All T’arza could do now was hope Taylor was victorious and t
hat he managed to sway his race, to lead them from slavery and bring them, as a free and united people, to their place alongside the Tegeri as guardians of the entire galaxy.
“Honorable T’arza.” A voice called, pulling him from his introspection.
“Yes, Commander Jemorah. Speak your mind.”
The New One soldier stood before T’arza, clad in battle armor and fully armed. Jemorah was a High Commander, one of the highest ranked of his kind. The Tegeri were generally uncomfortable with hierarchy and authority. The members of the Council served out of duty and obligation, and beneath this top level, Tegeri society had very little stratification. They had been compelled to create a more complex rank structure for military units, but they had never become comfortable with the concept, and their armies had far fewer layers than those of their human counterparts.

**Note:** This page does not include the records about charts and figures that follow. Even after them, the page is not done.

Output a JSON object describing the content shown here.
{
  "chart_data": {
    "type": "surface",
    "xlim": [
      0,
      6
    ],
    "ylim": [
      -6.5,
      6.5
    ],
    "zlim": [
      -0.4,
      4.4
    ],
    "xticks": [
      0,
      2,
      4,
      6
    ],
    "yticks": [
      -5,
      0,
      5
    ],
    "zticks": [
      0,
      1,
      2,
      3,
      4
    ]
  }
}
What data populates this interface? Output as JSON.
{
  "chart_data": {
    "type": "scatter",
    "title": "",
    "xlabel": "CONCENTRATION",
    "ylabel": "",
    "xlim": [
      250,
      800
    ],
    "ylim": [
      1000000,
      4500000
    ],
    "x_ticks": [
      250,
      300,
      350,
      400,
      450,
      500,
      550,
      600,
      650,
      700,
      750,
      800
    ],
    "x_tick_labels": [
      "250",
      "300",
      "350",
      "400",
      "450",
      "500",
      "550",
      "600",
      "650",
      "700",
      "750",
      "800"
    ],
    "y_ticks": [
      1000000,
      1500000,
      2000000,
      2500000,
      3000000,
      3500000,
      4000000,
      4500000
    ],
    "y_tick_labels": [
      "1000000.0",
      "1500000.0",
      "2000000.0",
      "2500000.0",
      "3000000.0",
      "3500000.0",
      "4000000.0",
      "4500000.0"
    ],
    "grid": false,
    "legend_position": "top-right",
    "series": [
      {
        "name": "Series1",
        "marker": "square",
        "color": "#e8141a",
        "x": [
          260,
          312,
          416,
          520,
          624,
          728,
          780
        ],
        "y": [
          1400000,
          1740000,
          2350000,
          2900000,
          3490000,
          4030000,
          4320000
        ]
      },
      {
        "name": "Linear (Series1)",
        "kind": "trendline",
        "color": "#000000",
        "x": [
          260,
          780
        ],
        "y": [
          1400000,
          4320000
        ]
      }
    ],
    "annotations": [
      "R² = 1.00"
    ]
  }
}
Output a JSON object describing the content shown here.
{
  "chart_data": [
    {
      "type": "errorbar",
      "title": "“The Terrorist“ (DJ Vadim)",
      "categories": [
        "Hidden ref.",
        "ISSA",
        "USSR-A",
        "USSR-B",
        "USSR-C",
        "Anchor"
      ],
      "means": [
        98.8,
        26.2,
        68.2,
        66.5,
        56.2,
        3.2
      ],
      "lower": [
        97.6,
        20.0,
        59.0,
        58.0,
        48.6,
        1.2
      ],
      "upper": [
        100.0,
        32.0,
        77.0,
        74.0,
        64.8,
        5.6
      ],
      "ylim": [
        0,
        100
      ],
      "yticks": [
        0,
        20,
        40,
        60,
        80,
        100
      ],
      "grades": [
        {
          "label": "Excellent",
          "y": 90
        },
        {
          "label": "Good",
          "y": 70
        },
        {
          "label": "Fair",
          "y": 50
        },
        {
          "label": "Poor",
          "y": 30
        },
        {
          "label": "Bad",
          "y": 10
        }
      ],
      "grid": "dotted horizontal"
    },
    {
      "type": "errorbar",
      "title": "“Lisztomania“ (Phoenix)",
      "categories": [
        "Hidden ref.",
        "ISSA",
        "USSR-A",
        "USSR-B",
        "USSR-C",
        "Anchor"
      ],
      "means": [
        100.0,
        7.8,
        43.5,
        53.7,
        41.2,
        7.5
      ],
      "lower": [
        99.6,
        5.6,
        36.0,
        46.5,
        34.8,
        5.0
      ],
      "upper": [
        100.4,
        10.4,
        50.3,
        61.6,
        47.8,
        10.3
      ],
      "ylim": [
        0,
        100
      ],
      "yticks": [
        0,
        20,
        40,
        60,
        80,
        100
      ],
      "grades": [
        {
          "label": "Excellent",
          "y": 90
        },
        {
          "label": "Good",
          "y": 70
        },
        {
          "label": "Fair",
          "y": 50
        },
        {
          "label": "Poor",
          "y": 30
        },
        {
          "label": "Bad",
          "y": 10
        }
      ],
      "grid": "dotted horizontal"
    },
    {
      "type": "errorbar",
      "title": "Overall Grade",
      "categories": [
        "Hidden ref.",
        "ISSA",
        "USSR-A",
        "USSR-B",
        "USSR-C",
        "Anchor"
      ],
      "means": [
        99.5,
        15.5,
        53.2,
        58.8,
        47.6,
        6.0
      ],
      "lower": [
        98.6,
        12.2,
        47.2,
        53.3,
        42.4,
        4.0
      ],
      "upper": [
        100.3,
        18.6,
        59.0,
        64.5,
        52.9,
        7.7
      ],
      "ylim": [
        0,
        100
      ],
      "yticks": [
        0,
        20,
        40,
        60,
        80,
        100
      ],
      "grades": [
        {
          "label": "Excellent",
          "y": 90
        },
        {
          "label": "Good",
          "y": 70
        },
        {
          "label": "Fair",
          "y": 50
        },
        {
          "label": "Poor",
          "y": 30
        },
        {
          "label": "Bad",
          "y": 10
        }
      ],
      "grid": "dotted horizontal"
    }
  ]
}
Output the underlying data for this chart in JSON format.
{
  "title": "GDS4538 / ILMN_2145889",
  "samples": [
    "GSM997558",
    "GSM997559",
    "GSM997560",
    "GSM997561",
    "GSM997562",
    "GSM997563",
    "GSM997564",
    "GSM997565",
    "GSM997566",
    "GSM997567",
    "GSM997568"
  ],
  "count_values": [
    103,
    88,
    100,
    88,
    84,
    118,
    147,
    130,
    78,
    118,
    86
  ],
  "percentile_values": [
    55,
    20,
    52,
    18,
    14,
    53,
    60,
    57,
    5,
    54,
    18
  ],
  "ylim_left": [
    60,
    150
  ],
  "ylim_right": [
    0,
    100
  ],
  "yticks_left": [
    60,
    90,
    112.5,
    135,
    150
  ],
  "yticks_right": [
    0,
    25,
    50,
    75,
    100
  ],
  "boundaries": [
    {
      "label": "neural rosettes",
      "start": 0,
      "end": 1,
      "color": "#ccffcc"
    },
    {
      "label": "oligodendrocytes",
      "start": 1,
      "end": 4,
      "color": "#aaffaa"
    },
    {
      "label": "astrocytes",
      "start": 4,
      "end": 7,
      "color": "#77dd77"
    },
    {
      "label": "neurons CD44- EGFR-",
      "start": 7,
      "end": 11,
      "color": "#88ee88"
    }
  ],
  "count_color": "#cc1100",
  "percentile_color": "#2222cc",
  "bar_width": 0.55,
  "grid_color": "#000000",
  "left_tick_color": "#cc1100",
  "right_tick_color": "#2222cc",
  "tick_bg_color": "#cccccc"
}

Humans thrived on dividing themselves into ranks to such a great extent the Tegeri had tremendous difficulty comprehending their motivations. The human economy, government, and army – even families and informal social groups - were divided and sub-divided into an almost unimaginable series of levels, each claiming its own perquisites and authority. Humans relentlessly sought control over others and exalted status, and they considered themselves superior to any of their own race who had achieved a lesser position.
It was a trait that had led humanity to most of its worst disasters, but it was one uniquely suited to war. On the battlefield, there was rarely time for debate and discussion. The way humans naturally subdivided themselves into ranks made them excellent soldiers. Tegeri leaders had to force themselves to issue orders to their New One subordinates, but human commanders didn’t hesitate to exercise their authority – or to submit to those ranked higher. Blind obedience, so destructive to a society as a whole, was tailor made for the battlefield, where discipline often meant the difference between victory and defeat.